/cbat_tools

Program analysis tools developed at Draper on the CBAT project.

Primary LanguageOCamlMIT LicenseMIT

This repository contains two BAP plugins, the value-set plugin and the explicit-edge plugin. For details on the plugins and their flags, see the value-set README and the explicit-edge README. For a general overview, read below:

Purpose

CFG reconstruction, especially in the presence of indicrect jumps, is a difficult task. However, it is a basic prerequisite of a large class of static analyses. While the existing BAP machinery recovers large portions of a binary's CFG, it does not do so at indirect jumps.

A value-set analysis can be used to determine the possible values of the registers used as jump targets.
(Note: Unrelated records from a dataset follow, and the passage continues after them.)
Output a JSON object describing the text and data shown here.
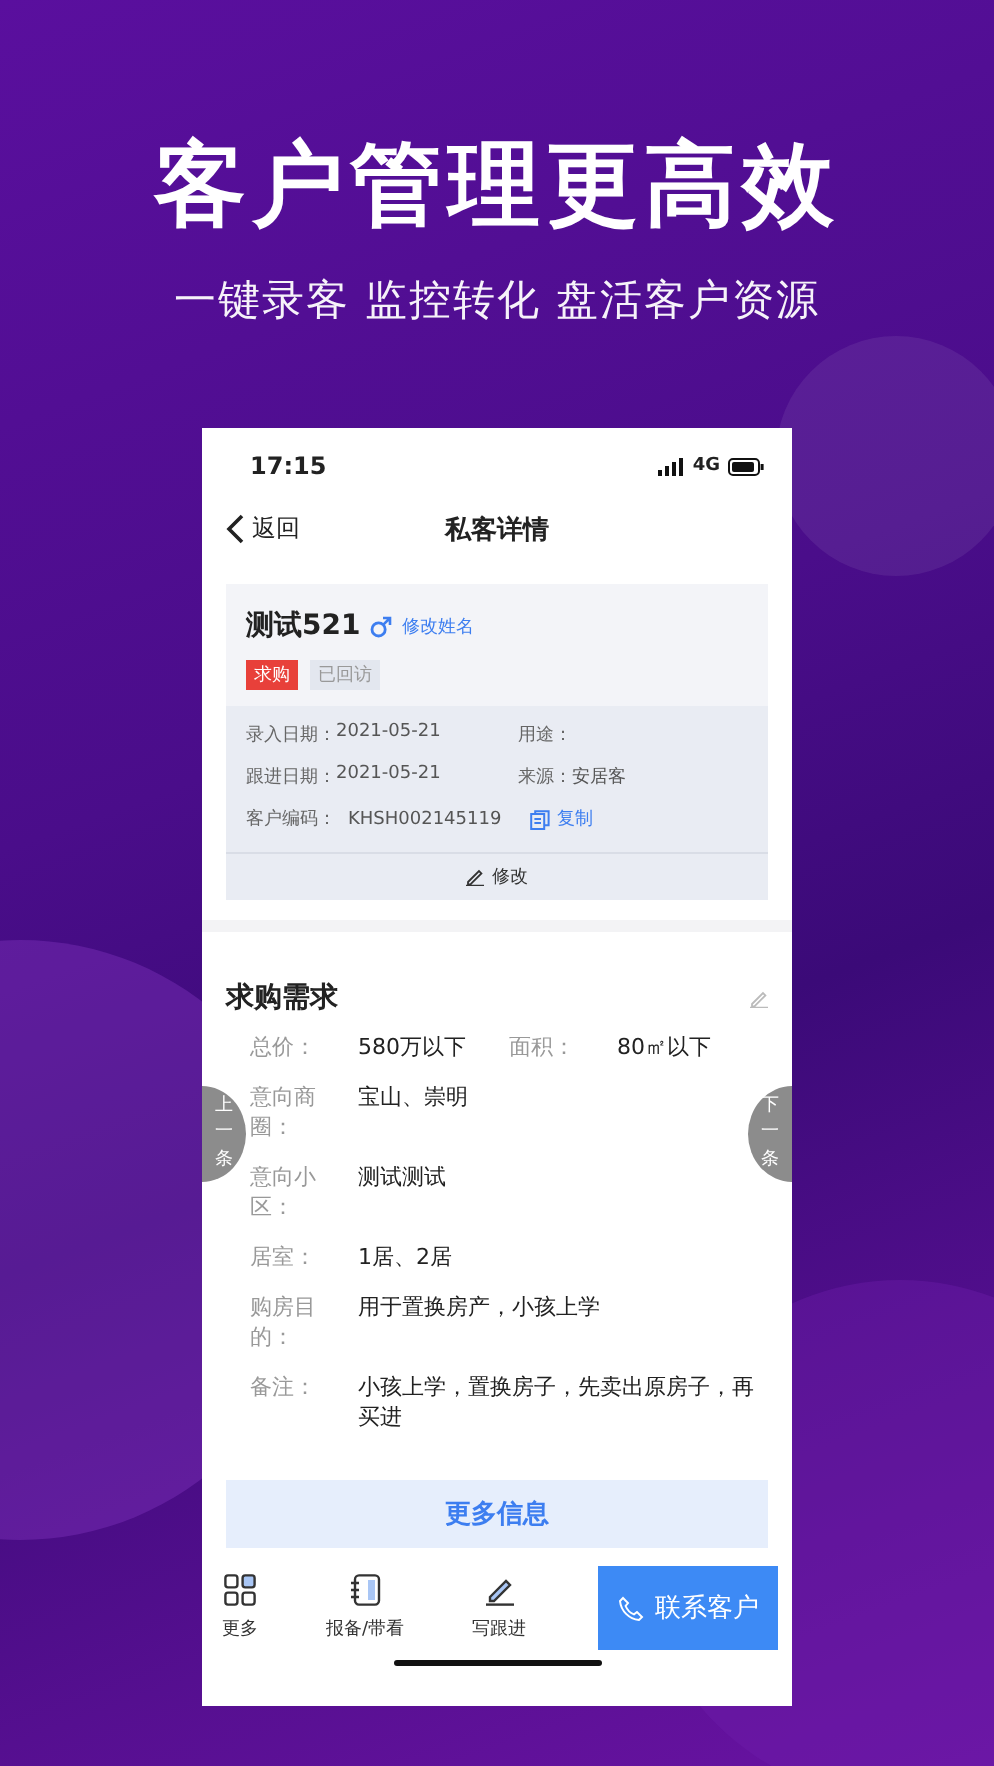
{
  "headline": "客户管理更高效",
  "subheadline": "一键录客 监控转化 盘活客户资源",
  "status_bar": {
    "time": "17:15",
    "network": "4G"
  },
  "nav": {
    "back": "返回",
    "title": "私客详情"
  },
  "customer": {
    "name": "测试521",
    "rename": "修改姓名",
    "tags": [
      {
        "label": "求购",
        "kind": "primary"
      },
      {
        "label": "已回访",
        "kind": "muted"
      }
    ],
    "info": [
      {
        "label": "录入日期：",
        "value": "2021-05-21"
      },
      {
        "label": "用途："
      },
      {
        "label": "跟进日期：",
        "value": "2021-05-21"
      },
      {
        "label": "来源：",
        "value": "安居客"
      }
    ],
    "code_label": "客户编码：",
    "code": "KHSH002145119",
    "copy": "复制",
    "edit": "修改"
  },
  "demand": {
    "title": "求购需求",
    "pair": [
      {
        "label": "总价：",
        "value": "580万以下"
      },
      {
        "label": "面积：",
        "value": "80㎡以下"
      }
    ],
    "rows": [
      {
        "label": "意向商圈：",
        "value": "宝山、崇明"
      },
      {
        "label": "意向小区：",
        "value": "测试测试"
      },
      {
        "label": "居室：",
        "value": "1居、2居"
      },
      {
        "label": "购房目的：",
        "value": "用于置换房产，小孩上学"
      },
      {
        "label": "备注：",
        "value": "小孩上学，置换房子，先卖出原房子，再买进"
      }
    ]
  },
  "prev": "上一条",
  "next": "下一条",
  "more_info": "更多信息",
  "bottom_bar": {
    "actions": [
      {
        "label": "更多",
        "kind": "grid"
      },
      {
        "label": "报备/带看",
        "kind": "notebook"
      },
      {
        "label": "写跟进",
        "kind": "pen"
      }
    ],
    "contact": "联系客户"
  }
}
While the value-set analysis, like many others, is only sound on a complete control flow graph, this strategy can produce a sound superset of the CFG by iterating edge insertion with updating the value-set results.

Contents

This project consists of a value-set style analysis (VSA) and a CFG edge reconstruction algorithm based on it. The analysis uses circular linear progressions[1][2] to represent sets of bitvectors. Small sets are represented exactly to increase precision, e.g. in the case where a jump target can be one of three locations. The analysis handles all conversion between different representations internally and exposes a generic interface for sets of words.

The edge reconstruction algorithm simply calls the VSA, inserts known edges, and iterates this to a fixed point. Note that the edge reconstruction algorthim is capped on the number of edges it inserts at a given indirect jump so as to prevent blowup when a target is unknown. This can happen either because the VSA fails to deduce the possible targets of the jump sufficiently precisely, there are a large number of possible targets, or the jump target is dependent on the subroutine input (e.g. a return).

In many of the above cases, the results of the analysis should be considered unsound. The precise condition necessary for the edge reconstruction to produce a supergraph of the CFG is as follows: Any indirect jump that is unresolved by the edge insertion must jump to the return address provided to the subroutine by its caller. This condition could likely be weakened by encorporating a formula based approach similar to [1] to track the stored return address and, where possible, prove via the analysis that it is the only viable target of the jump.

Build

These plugins are built using OASIS. Make sure to have OPAM and OASIS installed before building (OASIS can be installed via opam install oasis). These plugins also require version 1.5.0 of BAP (currently the GitHub master branch). For difficulties installing BAP, see the BAP build instructions. The package ppx_deriving is also required for the value-set plugin. To install, run opam install ppx_deriving. Once BAP and ppx_deriving are installed, the script build_both.sh should build both plugins.

Running the Passes

The plugins respectively define the value-set and explicit-edge BAP passes. To run a pass in BAP, see bap --help or the value-set README and the explicit-edge README.

Disclaimer

This work is sponsored by ONR/NAWC Contract N6833518C0107. Its content does not necessarily reflect the position or policy of the US Government and no official endorsement should be inferred.